The North East Children’s Trust (NECT) is a private sector led social engineering initiative incorporated in 2017 with a mission to create innovative, transformational sustainable learning ecosystems that will nurture, renew and empower vulnerable children  between ages 5 and 18 years that have been orphaned by the insurgency in North East Nigeria.

Since 2012, the Boko Haram insurgency has enveloped north east Nigeria to varying degrees. At the height of the crises, about 80% of 1.8 million internally displaced persons were from Borno state, followed by Adamawa and Yobe states with 8% and 6% respectively. Children aged 18 years and below comprised over 50% of the IDP population.        

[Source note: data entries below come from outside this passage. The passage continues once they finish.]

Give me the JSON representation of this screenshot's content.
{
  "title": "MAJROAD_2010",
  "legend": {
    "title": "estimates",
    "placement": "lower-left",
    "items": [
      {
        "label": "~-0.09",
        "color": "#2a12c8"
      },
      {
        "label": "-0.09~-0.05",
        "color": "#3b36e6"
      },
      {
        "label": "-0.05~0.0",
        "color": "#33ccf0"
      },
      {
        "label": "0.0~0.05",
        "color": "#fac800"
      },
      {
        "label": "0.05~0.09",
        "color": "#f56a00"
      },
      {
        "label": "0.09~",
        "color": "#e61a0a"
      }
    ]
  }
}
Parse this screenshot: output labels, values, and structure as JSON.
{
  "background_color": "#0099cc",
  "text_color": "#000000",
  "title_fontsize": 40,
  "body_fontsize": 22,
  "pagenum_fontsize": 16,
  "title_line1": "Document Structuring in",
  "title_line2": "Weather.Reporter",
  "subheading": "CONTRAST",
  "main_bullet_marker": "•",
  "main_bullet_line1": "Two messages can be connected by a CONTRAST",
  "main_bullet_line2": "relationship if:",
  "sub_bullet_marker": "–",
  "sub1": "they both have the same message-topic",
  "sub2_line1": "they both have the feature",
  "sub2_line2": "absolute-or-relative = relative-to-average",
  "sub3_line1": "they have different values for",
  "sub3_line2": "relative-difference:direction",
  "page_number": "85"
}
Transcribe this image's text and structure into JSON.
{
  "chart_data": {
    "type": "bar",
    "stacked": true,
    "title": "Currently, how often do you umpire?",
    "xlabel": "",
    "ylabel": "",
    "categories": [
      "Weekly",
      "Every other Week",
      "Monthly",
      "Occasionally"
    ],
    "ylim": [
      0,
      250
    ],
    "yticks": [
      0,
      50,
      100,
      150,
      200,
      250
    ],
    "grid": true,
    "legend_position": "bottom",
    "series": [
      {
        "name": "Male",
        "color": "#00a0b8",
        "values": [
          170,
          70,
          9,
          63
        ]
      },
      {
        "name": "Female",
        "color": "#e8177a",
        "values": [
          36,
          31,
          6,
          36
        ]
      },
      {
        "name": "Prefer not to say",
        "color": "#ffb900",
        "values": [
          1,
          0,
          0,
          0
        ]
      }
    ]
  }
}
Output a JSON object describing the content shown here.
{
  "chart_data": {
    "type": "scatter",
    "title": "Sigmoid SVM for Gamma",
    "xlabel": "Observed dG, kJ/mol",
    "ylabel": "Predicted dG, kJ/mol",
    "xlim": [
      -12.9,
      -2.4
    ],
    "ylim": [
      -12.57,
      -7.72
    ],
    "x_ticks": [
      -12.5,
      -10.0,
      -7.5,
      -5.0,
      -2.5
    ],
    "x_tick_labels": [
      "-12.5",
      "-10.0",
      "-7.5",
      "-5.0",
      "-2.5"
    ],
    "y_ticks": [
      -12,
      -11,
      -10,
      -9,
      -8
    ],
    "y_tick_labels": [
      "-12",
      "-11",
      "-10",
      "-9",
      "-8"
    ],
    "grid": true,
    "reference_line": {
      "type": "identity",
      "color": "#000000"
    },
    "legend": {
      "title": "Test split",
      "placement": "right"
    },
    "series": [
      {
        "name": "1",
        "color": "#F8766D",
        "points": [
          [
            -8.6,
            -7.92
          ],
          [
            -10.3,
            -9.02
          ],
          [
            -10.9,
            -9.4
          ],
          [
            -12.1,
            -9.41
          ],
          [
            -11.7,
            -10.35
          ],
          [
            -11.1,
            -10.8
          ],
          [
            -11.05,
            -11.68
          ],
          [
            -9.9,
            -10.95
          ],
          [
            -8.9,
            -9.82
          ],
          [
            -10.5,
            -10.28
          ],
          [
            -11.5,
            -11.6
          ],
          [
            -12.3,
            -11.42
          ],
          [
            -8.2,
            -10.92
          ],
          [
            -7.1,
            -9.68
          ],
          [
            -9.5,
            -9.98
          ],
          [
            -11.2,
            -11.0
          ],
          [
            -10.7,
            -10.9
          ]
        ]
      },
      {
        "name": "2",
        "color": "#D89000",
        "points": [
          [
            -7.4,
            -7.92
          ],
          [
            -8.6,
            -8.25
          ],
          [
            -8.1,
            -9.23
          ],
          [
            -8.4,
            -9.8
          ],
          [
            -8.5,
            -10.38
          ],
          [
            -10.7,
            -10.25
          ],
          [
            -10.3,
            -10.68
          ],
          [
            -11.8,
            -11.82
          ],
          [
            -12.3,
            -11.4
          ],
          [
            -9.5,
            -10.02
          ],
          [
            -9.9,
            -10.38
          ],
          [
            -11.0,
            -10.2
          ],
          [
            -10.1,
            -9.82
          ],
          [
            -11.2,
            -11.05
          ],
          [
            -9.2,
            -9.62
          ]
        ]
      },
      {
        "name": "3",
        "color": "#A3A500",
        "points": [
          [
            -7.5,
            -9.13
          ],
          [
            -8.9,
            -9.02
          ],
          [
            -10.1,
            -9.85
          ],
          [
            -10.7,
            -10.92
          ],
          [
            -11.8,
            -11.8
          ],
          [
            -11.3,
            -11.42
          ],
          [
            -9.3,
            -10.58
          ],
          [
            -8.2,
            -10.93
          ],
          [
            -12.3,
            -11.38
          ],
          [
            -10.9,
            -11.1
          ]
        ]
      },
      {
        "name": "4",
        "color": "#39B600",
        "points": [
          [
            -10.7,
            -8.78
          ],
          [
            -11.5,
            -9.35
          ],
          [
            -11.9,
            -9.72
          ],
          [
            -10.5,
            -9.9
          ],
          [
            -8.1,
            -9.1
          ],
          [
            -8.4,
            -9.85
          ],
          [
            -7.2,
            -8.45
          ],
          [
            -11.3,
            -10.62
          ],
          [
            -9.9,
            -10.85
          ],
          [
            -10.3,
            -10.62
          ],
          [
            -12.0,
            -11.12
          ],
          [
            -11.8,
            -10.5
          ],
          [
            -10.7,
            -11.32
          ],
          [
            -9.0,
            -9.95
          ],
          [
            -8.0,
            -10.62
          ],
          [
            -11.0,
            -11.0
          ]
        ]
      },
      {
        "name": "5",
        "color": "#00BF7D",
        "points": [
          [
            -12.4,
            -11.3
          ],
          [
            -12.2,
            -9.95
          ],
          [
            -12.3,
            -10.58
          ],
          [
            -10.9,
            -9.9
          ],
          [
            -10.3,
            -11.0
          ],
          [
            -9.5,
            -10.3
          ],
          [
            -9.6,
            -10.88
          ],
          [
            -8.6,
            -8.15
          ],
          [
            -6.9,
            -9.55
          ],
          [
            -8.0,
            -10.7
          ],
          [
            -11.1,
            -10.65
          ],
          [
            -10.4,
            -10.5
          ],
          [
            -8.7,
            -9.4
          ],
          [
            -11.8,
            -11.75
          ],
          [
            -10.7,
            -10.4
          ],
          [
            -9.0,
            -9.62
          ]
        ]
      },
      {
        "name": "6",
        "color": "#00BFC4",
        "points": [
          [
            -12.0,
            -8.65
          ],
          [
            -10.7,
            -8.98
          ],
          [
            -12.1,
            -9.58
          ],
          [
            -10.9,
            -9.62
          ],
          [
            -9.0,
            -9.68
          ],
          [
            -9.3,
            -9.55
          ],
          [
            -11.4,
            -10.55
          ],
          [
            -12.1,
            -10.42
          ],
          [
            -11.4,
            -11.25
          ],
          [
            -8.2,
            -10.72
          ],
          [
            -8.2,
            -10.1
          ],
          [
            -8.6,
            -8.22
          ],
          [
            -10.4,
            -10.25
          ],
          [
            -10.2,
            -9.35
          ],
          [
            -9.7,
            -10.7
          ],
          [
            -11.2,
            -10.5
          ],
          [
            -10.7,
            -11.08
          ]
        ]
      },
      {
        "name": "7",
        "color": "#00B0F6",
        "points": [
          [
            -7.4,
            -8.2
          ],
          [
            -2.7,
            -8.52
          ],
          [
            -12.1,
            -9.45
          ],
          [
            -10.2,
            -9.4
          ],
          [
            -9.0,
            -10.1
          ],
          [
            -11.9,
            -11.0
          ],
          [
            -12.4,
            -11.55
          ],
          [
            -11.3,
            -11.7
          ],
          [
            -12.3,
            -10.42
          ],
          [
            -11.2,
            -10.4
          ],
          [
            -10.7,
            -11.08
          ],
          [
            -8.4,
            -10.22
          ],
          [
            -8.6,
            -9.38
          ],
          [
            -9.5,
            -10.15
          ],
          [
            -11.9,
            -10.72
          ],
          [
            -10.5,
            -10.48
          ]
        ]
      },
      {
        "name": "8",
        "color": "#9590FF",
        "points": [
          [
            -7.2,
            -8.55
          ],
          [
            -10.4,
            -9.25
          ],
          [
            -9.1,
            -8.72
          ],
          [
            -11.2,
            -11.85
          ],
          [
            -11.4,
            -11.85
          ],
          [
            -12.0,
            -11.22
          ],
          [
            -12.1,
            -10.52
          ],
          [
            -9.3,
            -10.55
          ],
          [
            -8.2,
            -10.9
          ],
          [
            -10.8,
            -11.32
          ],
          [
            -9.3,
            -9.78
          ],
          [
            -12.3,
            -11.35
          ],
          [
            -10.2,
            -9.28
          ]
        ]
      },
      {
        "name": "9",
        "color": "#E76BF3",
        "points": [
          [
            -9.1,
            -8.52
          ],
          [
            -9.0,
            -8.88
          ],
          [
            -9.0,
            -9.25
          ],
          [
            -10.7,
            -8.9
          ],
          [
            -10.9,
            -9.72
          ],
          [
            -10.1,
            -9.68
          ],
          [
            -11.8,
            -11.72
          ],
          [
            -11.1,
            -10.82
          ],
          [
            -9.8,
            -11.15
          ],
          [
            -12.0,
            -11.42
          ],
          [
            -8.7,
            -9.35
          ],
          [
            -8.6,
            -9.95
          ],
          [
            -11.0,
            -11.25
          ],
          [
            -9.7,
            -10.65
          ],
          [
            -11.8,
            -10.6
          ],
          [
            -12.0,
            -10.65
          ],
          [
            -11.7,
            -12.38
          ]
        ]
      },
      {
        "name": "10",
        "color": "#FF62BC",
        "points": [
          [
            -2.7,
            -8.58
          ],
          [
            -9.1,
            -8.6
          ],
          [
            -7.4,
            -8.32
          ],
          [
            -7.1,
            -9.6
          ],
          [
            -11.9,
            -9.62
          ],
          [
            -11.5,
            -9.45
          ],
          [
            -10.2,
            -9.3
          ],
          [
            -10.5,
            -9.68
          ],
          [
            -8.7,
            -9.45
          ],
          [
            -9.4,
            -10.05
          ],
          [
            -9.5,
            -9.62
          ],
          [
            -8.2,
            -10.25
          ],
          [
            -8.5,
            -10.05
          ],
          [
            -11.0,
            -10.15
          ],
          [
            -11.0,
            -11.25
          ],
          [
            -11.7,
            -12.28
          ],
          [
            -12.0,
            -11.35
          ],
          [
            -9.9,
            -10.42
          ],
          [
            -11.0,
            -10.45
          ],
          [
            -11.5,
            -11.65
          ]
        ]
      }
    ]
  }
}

About 50,000 children are estimated to be orphaned by the insurgency without access to good education, quality health care, food and basic shelter. Without assistance, these children will not have a normal childhood nor experience the joys of growing in a home nurtured by a family.

Therefore, NECT aims to create ecosystems carefully designed to provide comprehensive support for the children through access to safe living spaces, quality education, good health facilities, well-rounded psychosocial support and relevant socio-economic life skills.

Mission 
NECT seeks to establish learning centers within local communities  to deliver context specific and student-centred learning through purposeful partnerships that leverage the capabilities, contributions and networks of diverse stakeholders.

Vision 
Our vision over the next 5 years is to scale for impact. This will entail transiting from a centralised and institutionalised service delivery model into a more sustainable community oriented service delivery model.

Objectives 

 To develop innovative and scalable solutions to ensure that vulnerable children build strong foundations for lifelong learning and well-being
 To build learning systems that are adaptable, skill-based, and fit for the skills and competencies needed in the 21st century
 To reimagine affordable alternative pathways to education for students who are unable to access conventional schooling opportunities
 To forge new alliances amongst private and public sector partners in order to establish novel education financial infrastructure

Board Of Trustees 
The board of trustees is a five-member group of prestigious humanitarians in Nigeria. Jim Ovia, who is the chairman of the board, is the founder of Zenith bank and a reputable philanthropist whose foundation has empowered over four thousand Nigerian youths in scholarships and entrepreneurial funding. Hauwa Biu, who is the vice chairman of the board, is a girl-child/ woman education activist, and chairperson of newly established Borno Education Trust Fund. Mariam Masha, who is the executive secretary of the board, is the senior special assistant to the 2020 incumbent president of the Federal Republic of Nigeria on Humanitarian Interventions. Doris Yaro is a gender-equality activist and founder of Gabasawa Women & Children Empowerment Initiative, an NGO which provides scholarships and support to public primary school children affected by the Insurgency. Finally, Baba Hassan Kachalla is the founder of Society for Prevention and Eradication of Tuberculosis in Nigeria.

Projects

Learning Center I 
The flagship Learner Center was completed in 2017, just six months after construction commenced and saw the enrollment of the first batch of orphaned children into its abode. It was established to comfortably accommodate a thousand orphans.

Learning Center II 
As a strategy to reach the Trusts' goal of providing full support to 10,000 children orphaned by the Boko Haram insurgency, NECT adopted Maiduguri International School (MISET), a community owned school established in 1981 and located in Borno state's metropolis, which in the heat of insurgency had lost all semblance of its past glory and lay decrepit until NECT's intervention of total upgrade and remodeling in 2019. The commissioning of the school held on the 8th of October 2019, two years after the establishment of Learning Center I and the highlight of the event was the provisional support of eight million naira for offsetting the outstanding salaries owed to the entire staff, and setting up of scholarships for all the orphans from host communities enrolled in the school, all in addition to the 200+ million project cost of the intervention. Before NECT's intervention, MISET had suffered a dearth of infrastructure, low enrollment rates and a backlog of unpaid staff salaries.